Invited Talk
in
Workshop: Navigating and Addressing Data Problems for Foundation Models (DPFM)
Invited Talk #4 - Characterizing Machine Unlearning through Definitions and Implementations [Speaker: Nicolas Papernot (University of Toronto & Vector Institute)]
Nicolas Papernot
Abstract: The talk presents open problems in the study of machine unlearning. The need for machine unlearning, i.e., obtaining a model one would get without training on a subset of data, arises from privacy legislation and as a potential solution to data poisoning or copyright claims. The first part of the talk discusses approaches that provide exact unlearning: these approaches output the same distribution of models as would have been obtained by training without the subset of data to be unlearned in the first place. While such approaches can be computationally expensive, we discuss why it is difficult to relax the guarantee they provide to pave the way for more efficient approaches. The second part of the talk asks if we can verify unlearning. Here we show how an entity can claim plausible deniability when challenged about an unlearning request that was claimed to be processed, and conclude that at the level of model weights, being unlearnt is not always a well-defined property. Instead, unlearning is an algorithmic property.
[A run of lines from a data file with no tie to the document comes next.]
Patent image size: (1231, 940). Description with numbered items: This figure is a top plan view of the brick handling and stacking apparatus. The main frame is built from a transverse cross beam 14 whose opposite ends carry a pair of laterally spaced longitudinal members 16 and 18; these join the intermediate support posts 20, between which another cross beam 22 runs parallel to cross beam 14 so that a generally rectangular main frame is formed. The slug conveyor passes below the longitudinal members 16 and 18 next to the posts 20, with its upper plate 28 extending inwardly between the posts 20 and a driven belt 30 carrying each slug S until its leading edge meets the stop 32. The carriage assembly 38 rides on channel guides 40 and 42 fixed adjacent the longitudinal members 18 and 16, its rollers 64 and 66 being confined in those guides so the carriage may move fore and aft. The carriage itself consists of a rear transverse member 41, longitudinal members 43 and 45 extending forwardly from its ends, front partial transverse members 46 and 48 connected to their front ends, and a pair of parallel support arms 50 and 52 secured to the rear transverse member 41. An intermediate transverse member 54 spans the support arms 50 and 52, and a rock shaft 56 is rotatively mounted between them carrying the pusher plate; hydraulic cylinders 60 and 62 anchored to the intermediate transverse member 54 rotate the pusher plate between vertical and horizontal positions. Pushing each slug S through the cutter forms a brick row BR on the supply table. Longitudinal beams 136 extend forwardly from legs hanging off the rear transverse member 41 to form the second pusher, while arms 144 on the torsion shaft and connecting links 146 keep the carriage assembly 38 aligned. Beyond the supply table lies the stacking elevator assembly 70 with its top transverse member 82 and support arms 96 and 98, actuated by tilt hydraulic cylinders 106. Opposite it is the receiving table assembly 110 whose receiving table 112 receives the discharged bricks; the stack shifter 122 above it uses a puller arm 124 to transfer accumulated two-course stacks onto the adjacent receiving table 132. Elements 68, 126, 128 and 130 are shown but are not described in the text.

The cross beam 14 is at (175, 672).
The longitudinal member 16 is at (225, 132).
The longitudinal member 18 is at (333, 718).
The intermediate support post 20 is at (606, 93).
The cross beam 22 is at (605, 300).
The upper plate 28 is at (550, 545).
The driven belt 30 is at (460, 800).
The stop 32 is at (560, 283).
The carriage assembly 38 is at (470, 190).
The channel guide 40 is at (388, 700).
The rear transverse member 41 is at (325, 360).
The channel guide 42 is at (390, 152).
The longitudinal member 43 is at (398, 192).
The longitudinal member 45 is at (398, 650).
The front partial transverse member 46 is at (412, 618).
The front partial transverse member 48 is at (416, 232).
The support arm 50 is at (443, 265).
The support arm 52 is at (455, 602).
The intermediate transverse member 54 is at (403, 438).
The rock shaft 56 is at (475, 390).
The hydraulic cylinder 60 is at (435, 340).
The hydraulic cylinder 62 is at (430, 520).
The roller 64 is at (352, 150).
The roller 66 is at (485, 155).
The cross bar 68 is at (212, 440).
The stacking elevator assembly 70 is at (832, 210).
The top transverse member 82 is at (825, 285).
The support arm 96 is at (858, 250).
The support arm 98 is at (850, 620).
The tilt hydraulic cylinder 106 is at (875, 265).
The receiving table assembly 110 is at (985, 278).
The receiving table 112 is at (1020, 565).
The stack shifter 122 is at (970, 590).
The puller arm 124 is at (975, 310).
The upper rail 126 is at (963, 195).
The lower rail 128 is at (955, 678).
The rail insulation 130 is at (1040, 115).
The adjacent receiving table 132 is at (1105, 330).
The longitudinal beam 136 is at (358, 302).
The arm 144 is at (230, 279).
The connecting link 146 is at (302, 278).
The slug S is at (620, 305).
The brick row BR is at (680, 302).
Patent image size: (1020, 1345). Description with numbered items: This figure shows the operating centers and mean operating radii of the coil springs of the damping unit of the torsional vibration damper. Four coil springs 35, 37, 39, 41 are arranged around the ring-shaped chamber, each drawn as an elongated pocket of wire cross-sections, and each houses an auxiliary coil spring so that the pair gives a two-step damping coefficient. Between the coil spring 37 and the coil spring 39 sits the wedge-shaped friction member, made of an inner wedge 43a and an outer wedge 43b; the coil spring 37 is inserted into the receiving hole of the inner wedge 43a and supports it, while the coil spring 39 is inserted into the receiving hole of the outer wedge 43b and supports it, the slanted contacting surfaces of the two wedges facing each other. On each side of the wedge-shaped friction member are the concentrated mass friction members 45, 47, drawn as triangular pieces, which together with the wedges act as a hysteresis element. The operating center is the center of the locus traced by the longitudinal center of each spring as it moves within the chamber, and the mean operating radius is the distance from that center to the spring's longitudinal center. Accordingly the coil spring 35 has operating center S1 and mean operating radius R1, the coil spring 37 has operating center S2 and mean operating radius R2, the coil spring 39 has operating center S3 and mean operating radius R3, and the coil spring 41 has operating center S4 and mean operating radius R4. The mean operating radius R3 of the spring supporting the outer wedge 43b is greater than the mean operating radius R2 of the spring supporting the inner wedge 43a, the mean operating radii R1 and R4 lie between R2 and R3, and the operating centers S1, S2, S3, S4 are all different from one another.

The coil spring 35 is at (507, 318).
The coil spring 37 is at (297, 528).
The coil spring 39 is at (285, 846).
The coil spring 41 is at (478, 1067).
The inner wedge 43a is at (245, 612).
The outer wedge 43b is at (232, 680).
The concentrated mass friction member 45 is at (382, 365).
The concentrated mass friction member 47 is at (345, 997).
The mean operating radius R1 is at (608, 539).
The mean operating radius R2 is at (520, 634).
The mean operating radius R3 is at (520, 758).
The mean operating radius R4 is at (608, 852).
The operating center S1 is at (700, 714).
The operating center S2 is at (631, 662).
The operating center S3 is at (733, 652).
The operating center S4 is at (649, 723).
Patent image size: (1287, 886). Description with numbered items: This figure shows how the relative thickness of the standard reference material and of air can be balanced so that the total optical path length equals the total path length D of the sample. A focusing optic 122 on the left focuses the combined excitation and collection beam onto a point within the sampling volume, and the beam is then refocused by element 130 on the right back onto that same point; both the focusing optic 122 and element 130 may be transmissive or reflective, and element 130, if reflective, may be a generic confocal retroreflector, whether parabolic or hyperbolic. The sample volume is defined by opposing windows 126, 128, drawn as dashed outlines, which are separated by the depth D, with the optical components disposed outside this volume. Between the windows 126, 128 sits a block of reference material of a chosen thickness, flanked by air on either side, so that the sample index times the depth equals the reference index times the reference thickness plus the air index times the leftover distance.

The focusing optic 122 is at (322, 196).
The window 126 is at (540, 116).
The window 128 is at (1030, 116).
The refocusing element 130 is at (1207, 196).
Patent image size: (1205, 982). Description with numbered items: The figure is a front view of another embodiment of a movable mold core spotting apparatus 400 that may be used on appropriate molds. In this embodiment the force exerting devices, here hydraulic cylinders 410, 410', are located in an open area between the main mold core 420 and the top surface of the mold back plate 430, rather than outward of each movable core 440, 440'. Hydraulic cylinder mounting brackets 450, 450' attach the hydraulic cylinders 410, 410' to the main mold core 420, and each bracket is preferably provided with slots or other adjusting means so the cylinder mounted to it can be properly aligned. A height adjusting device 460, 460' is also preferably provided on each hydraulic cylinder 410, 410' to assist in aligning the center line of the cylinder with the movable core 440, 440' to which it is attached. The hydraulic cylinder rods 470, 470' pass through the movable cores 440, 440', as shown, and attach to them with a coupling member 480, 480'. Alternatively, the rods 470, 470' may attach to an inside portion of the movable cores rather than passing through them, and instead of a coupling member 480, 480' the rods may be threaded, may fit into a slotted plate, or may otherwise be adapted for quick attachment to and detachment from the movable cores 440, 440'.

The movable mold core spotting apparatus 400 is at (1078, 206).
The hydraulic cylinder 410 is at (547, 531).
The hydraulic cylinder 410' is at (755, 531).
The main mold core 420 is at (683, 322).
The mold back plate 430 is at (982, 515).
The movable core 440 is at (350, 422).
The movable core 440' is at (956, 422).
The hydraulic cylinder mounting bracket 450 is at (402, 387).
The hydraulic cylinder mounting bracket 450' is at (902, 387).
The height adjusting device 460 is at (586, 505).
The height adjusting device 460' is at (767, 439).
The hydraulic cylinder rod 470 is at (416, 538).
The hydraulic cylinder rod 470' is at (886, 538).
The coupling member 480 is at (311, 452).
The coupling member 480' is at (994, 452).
Bio: Nicolas Papernot is an Assistant Professor at the University of Toronto, in the Department of Electrical and Computer Engineering and the Department of Computer Science. He is also a faculty member at the Vector Institute where he hold a Canada CIFAR AI Chair, and a faculty affiliate at the Schwartz Reisman Institute. He was named an Alfred P. Sloan Research Fellow in Computer Science in 2022 and a Member of the Royal Society of Canada College in 2023. His research interests are at the intersection of security, privacy, and machine learning. His research has been cited in the press, including the BBC, New York Times, Popular Science, The Atlantic, the Wall Street Journal and Wired. He currently serve as a Program Committee Chair of the IEEE Conference on Secure and Trustworthy Machine Learning (SaTML), which he co-founded in 2023. He earned my Ph.D. in Computer Science and Engineering at the Pennsylvania State University, working with Prof. Patrick McDaniel and supported by a Google PhD Fellowship. Upon graduating, he joined Google Brain for a year; He continue to spend time at Google DeepMind.